The most important thing is to explain that mean people there doesn’t mean he can’t be a great teacher somewhere else.
There is a painful realisation of reality here. Not all teachers are wonderful, and there are a few downright nasty ones.
Unfortunately as a young person doing work experience anywhere (not just in a school) you are at the mercy of your mentor. Although this was a particularly bad example, it is not uncommon to find a mentor who makes little effort with a mentee because they are not considered an important person who matters to them. It is not uncommon to find a mentor who makes little effort to support, inspire and educate but instead exploits help for menial tasks. Sadly, this extends to the different ways teaching assistants are deployed, so one lesson might be if you don’t want to risk being plonked with someone like that, train as a teacher not a TA.
Conversely, there are many many teachers who would give a completely different, positive experience of working with little ones.

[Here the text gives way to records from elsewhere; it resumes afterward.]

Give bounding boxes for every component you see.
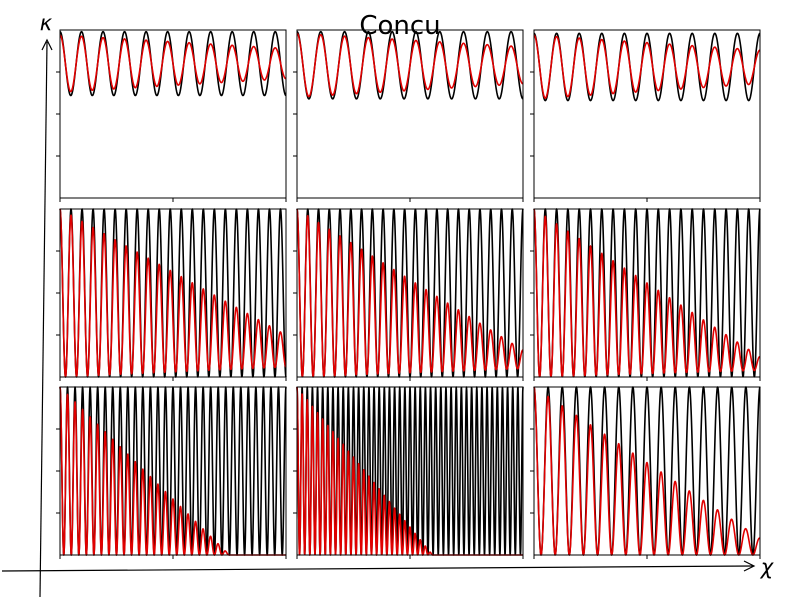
y-axis-line	[39, 41, 48, 598]
panel-r1-c2	[293, 29, 524, 202]
series-line-red	[533, 386, 761, 556]
panel-grid	[56, 29, 761, 559]
panel-r2-c3	[530, 208, 761, 381]
x-axis-label: χ	[760, 555, 775, 579]
series-line-red	[533, 208, 761, 378]
panel-r3-c2	[293, 386, 524, 559]
panel-r2-c2	[293, 208, 524, 381]
series-line-red	[59, 208, 287, 378]
series-line-red	[296, 208, 524, 378]
figure-title: Concu	[359, 11, 440, 41]
y-axis-arrowhead	[41, 38, 53, 51]
x-axis-arrowhead	[743, 560, 756, 572]
panel-r1-c1	[56, 29, 287, 202]
panel-r3-c3	[530, 386, 761, 559]
panel-r3-c1	[56, 386, 287, 559]
panel-r1-c3	[530, 29, 761, 202]
series-line-red	[296, 32, 524, 98]
series-line-red	[533, 34, 761, 99]
series-line-red	[59, 34, 287, 93]
panel-r2-c1	[56, 208, 287, 381]
y-axis-label: κ	[40, 11, 53, 35]
x-axis-line	[1, 565, 754, 572]
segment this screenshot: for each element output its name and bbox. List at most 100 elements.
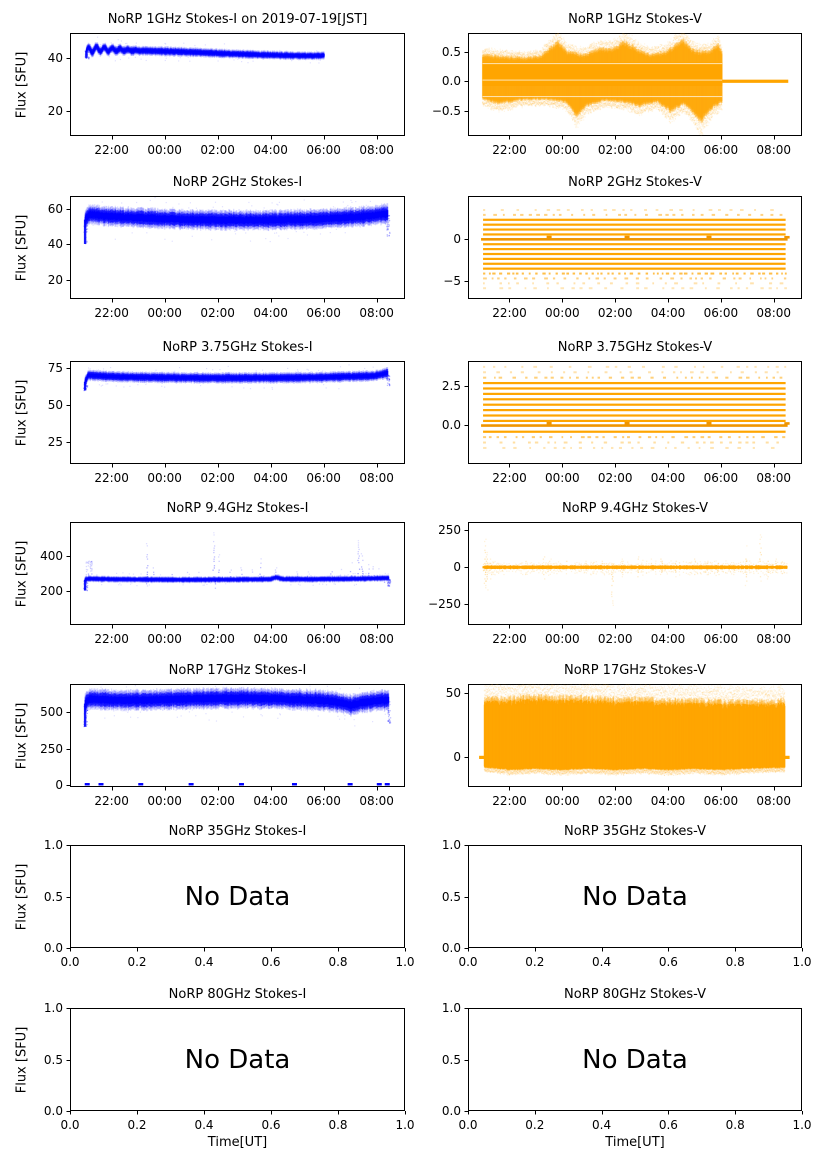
x-tick-label: 0.6 [658,1118,678,1132]
x-tick-label: 06:00 [703,143,739,157]
y-tick-label: 2.5 [441,379,461,394]
y-tick-label: 0 [453,232,461,247]
x-tick-label: 0.8 [725,955,745,969]
x-tick-label: 08:00 [359,632,394,646]
x-tick-label: 02:00 [597,794,633,808]
plot-title: NoRP 17GHz Stokes-I [168,663,307,678]
plot-canvas [64,678,411,793]
y-tick-label: 20 [47,272,63,287]
x-tick-label: 00:00 [147,306,182,320]
x-tick-label: 0.4 [592,1118,612,1132]
x-tick-label: 02:00 [200,471,235,485]
x-tick-label: 0.0 [60,955,80,969]
y-tick-label: 0.0 [441,417,461,432]
x-tick-label: 0.0 [60,1118,80,1132]
x-tick-label: 22:00 [492,306,527,320]
plot-title: NoRP 2GHz Stokes-V [568,175,702,190]
x-tick-label: 0.6 [261,1118,281,1132]
plot-canvas [64,1002,411,1117]
plot-canvas [64,839,411,954]
plot-canvas [462,1002,808,1117]
x-tick-label: 00:00 [545,794,580,808]
x-tick-label: 08:00 [756,632,792,646]
y-tick-label: 1.0 [43,1001,63,1015]
x-tick-label: 22:00 [94,632,129,646]
x-tick-label: 00:00 [545,306,580,320]
x-tick-label: 00:00 [147,794,182,808]
plot-title: NoRP 17GHz Stokes-V [564,663,706,678]
x-tick-label: 06:00 [306,306,341,320]
y-tick-label: 0.0 [441,1104,461,1118]
plot-title: NoRP 3.75GHz Stokes-I [162,340,313,355]
x-tick-label: 08:00 [756,306,792,320]
plot-canvas [462,190,808,305]
x-tick-label: 1.0 [395,1118,415,1132]
no-data-annotation: No Data [582,881,688,912]
y-tick-label: 75 [47,361,63,376]
x-tick-label: 02:00 [200,794,235,808]
plot-title: NoRP 35GHz Stokes-I [168,824,307,839]
plot-title: NoRP 9.4GHz Stokes-I [166,501,309,516]
x-tick-label: 00:00 [545,632,580,646]
x-tick-label: 0.4 [194,1118,214,1132]
x-tick-label: 00:00 [147,143,182,157]
plot-title: NoRP 2GHz Stokes-I [172,175,303,190]
x-tick-label: 04:00 [650,143,686,157]
x-tick-label: 1.0 [792,1118,812,1132]
x-tick-label: 0.0 [458,955,478,969]
x-tick-label: 04:00 [650,306,686,320]
y-tick-label: 0 [453,560,461,575]
x-tick-label: 06:00 [306,632,341,646]
y-tick-label: 1.0 [43,838,63,852]
x-tick-label: 04:00 [253,471,288,485]
y-tick-label: 50 [445,686,461,700]
y-tick-label: 0 [453,750,461,765]
x-tick-label: 02:00 [597,632,633,646]
y-tick-label: 0.0 [43,1104,63,1118]
plot-canvas [462,27,808,142]
x-tick-label: 06:00 [306,794,341,808]
x-tick-label: 22:00 [94,794,129,808]
x-tick-label: 02:00 [597,306,633,320]
x-tick-label: 00:00 [147,632,182,646]
x-tick-label: 0.6 [261,955,281,969]
plot-canvas [462,678,808,793]
plot-title: NoRP 35GHz Stokes-V [564,824,706,839]
plot-title: NoRP 80GHz Stokes-I [168,987,307,1002]
x-tick-label: 06:00 [306,471,341,485]
y-tick-label: 50 [47,398,63,413]
x-tick-label: 0.4 [194,955,214,969]
x-tick-label: 0.6 [658,955,678,969]
x-tick-label: 22:00 [492,632,527,646]
y-tick-label: 0.5 [441,1052,461,1067]
x-tick-label: 08:00 [359,306,394,320]
x-tick-label: 04:00 [650,794,686,808]
x-tick-label: 0.8 [725,1118,745,1132]
x-tick-label: 02:00 [200,143,235,157]
x-tick-label: 22:00 [94,143,129,157]
plot-canvas [462,839,808,954]
plot-canvas [64,27,411,142]
x-tick-label: 04:00 [650,471,686,485]
y-tick-label: 0.0 [43,941,63,955]
y-tick-label: 0.0 [441,941,461,955]
y-tick-label: 250 [438,523,461,538]
x-tick-label: 06:00 [703,794,739,808]
x-tick-label: 0.8 [328,1118,348,1132]
y-tick-label: 60 [47,202,63,217]
x-tick-label: 0.2 [525,1118,545,1132]
x-tick-label: 06:00 [703,471,739,485]
x-tick-label: 02:00 [200,632,235,646]
x-tick-label: 0.2 [127,1118,147,1132]
x-tick-label: 0.4 [592,955,612,969]
y-tick-label: −5 [443,273,461,288]
x-tick-label: 04:00 [253,143,288,157]
x-tick-label: 02:00 [200,306,235,320]
x-tick-label: 22:00 [492,471,527,485]
plot-canvas [462,355,808,470]
x-tick-label: 06:00 [306,143,341,157]
y-tick-label: −250 [428,597,461,612]
x-tick-label: 0.0 [458,1118,478,1132]
x-tick-label: 0.8 [328,955,348,969]
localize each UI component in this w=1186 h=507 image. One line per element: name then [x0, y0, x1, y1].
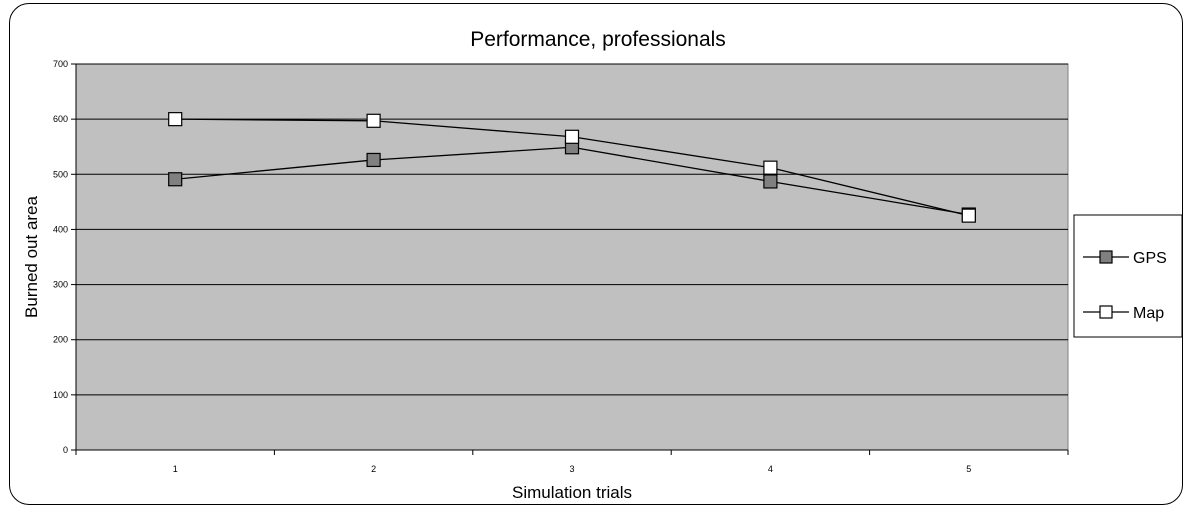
y-tick-label: 300 [53, 280, 68, 290]
chart-title: Performance, professionals [470, 28, 726, 51]
legend-marker-gps [1100, 251, 1112, 263]
x-axis-label: Simulation trials [512, 483, 632, 502]
legend-box [1074, 215, 1182, 337]
data-point-map [962, 209, 975, 222]
data-point-map [566, 130, 579, 143]
y-tick-label: 0 [63, 445, 68, 455]
x-tick-label: 3 [569, 464, 574, 474]
x-tick-label: 1 [173, 464, 178, 474]
legend: GPS Map [1074, 215, 1182, 337]
y-tick-label: 400 [53, 224, 68, 234]
y-tick-label: 700 [53, 59, 68, 69]
data-point-gps [367, 153, 380, 166]
x-tick-label: 5 [966, 464, 971, 474]
y-axis-label: Burned out area [22, 195, 41, 317]
data-point-map [169, 113, 182, 126]
legend-label-gps: GPS [1133, 250, 1167, 267]
legend-marker-map [1100, 306, 1112, 318]
y-tick-label: 200 [53, 335, 68, 345]
plot-area [76, 64, 1068, 450]
x-tick-label: 2 [371, 464, 376, 474]
legend-label-map: Map [1133, 305, 1164, 322]
y-tick-label: 100 [53, 390, 68, 400]
y-tick-label: 600 [53, 114, 68, 124]
data-point-gps [764, 175, 777, 188]
data-point-map [367, 114, 380, 127]
data-point-map [764, 161, 777, 174]
x-tick-label: 4 [768, 464, 773, 474]
data-point-gps [169, 173, 182, 186]
y-tick-label: 500 [53, 169, 68, 179]
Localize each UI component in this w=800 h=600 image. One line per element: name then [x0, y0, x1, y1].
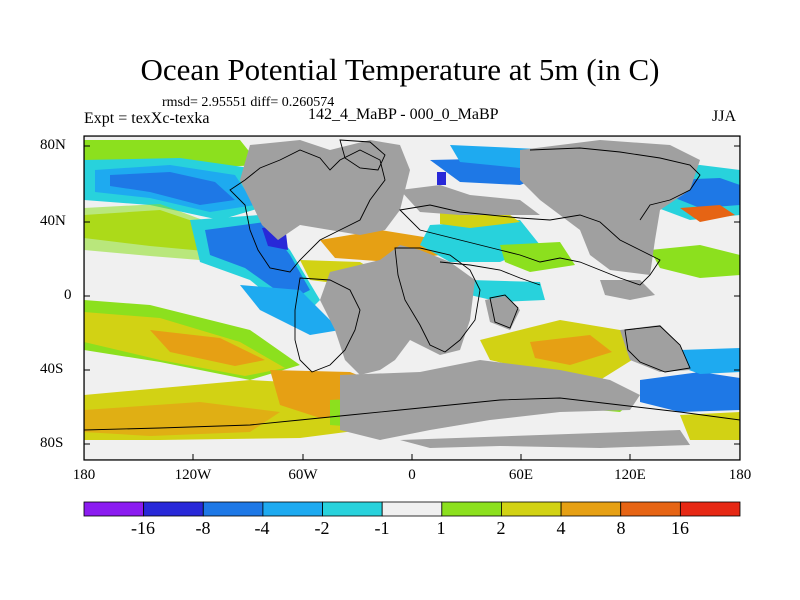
period-label: 142_4_MaBP - 000_0_MaBP — [308, 106, 499, 123]
colorbar-label-4: -2 — [314, 518, 330, 538]
colorbar — [83, 501, 741, 517]
landmass-laurasia-east — [520, 140, 700, 275]
band-nw-pacific-red — [680, 205, 735, 222]
colorbar-swatch — [560, 501, 622, 517]
season-label: JJA — [712, 108, 737, 125]
colorbar-swatch — [83, 501, 145, 517]
map-field — [84, 136, 740, 460]
lat-label-80n: 80N — [40, 137, 66, 153]
landmass-antarctica-australia — [340, 360, 640, 440]
coastline-siberia — [529, 147, 701, 221]
coastline-south-america — [294, 277, 361, 373]
lon-label-120w: 120W — [174, 467, 212, 483]
colorbar-swatch — [501, 501, 562, 517]
band-southern-lightorange — [84, 402, 280, 436]
colorbar-label-5: -1 — [374, 518, 390, 538]
colorbar-label-1: -16 — [131, 518, 155, 538]
band-s-pacific-orange — [150, 330, 265, 366]
colorbar-swatch — [441, 501, 502, 517]
colorbar-swatch — [679, 501, 741, 517]
colorbar-label-8: 4 — [556, 518, 566, 538]
lat-label-0: 0 — [64, 287, 72, 303]
map-border — [83, 135, 741, 461]
lon-label-180-left: 180 — [72, 467, 96, 483]
coastline-africa — [394, 247, 481, 353]
map-title: Ocean Potential Temperature at 5m (in C) — [140, 52, 660, 87]
landmass-australia — [620, 325, 690, 372]
experiment-label: Expt = texXc-texka — [84, 110, 210, 127]
coastline-antarctica — [84, 397, 740, 431]
colorbar-swatch — [262, 501, 323, 517]
colorbar-swatch — [322, 501, 383, 517]
landmass-antarctic-fringe — [400, 430, 690, 448]
band-austral-yellow — [680, 412, 740, 440]
band-tethys-green — [500, 242, 575, 272]
band-n-pacific-blue — [110, 172, 235, 205]
lon-label-0: 0 — [408, 467, 416, 483]
lat-label-80s: 80S — [40, 435, 64, 451]
band-tropic-pacific-lightblue — [240, 285, 340, 335]
stats-label: rmsd= 2.95551 diff= 0.260574 — [162, 95, 335, 110]
landmass-east-asia-islands — [600, 280, 655, 300]
band-arctic-green — [84, 140, 260, 168]
band-arctic-darkblue — [437, 172, 446, 185]
landmass-europe — [400, 185, 540, 215]
lon-label-180-right: 180 — [728, 467, 752, 483]
coastline-india — [489, 294, 519, 329]
lon-label-60e: 60E — [508, 467, 534, 483]
colorbar-swatch — [620, 501, 681, 517]
landmass-gondwana-south-america-africa — [320, 245, 475, 375]
landmass-laurasia-west — [240, 140, 410, 240]
band-austral-lightblue — [675, 348, 740, 374]
colorbar-label-3: -4 — [254, 518, 270, 538]
coastline-greenland — [339, 139, 386, 171]
colorbar-swatch — [202, 501, 264, 517]
colorbar-label-10: 16 — [671, 518, 689, 538]
coastline-australia — [624, 325, 691, 373]
lat-label-40n: 40N — [40, 213, 66, 229]
landmass-india — [485, 296, 520, 330]
coastline-sea-tethys — [439, 261, 541, 286]
colorbar-swatch — [143, 501, 204, 517]
band-e-pacific-blue — [205, 222, 310, 300]
band-w-pacific-green — [650, 245, 740, 278]
coastline-eurasia — [399, 204, 661, 286]
coastlines — [84, 139, 740, 431]
tick-marks — [84, 145, 740, 460]
band-austral-blue — [640, 372, 740, 412]
colorbar-label-9: 8 — [616, 518, 626, 538]
coastline-north-america — [229, 149, 386, 273]
lon-label-60w: 60W — [288, 467, 318, 483]
band-s-indian-orange — [530, 335, 612, 365]
colorbar-swatch — [381, 501, 443, 517]
lat-label-40s: 40S — [40, 361, 64, 377]
colorbar-label-6: 1 — [436, 518, 446, 538]
colorbar-label-2: -8 — [195, 518, 211, 538]
lon-label-120e: 120E — [614, 467, 646, 483]
colorbar-label-7: 2 — [496, 518, 506, 538]
band-indian-cyan — [470, 280, 545, 302]
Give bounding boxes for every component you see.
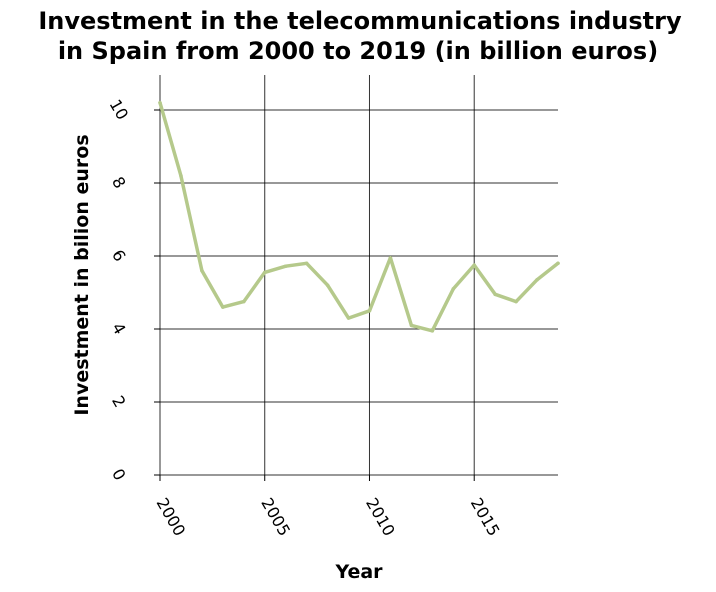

I would strongly encourage your son to be resilient and look for opportunities at other schools to volunteer as a helper, and to keep trying until he has had at least one positive experience.
There are many reasons which could legitimately put you off from teaching which can easily be googled, but the existence of selfish teachers like this is a minor one as they will be in a different room with a different class all day so you will only see them for 20 mins in the staff room.
On a different note, not that this will help your son at all, but I would write a polite letter setting out your son’s experience to his own head teacher and to the chair of governors at the awful school. Many head teachers would consider themselves far too busy to concern themselves with experiences such as your son’s, and I suspect this school has a head like that or he would not have had such an experience in the first place. Most governing bodies, on the other hand, have a measure of autonomy. They tend to be community minded volunteers who take interest in things like this and although it may be squashed and hushed up it may embarass the head into either providing a worthwhile experience, or at least removing their school from the arena to prevent harming more children like your son.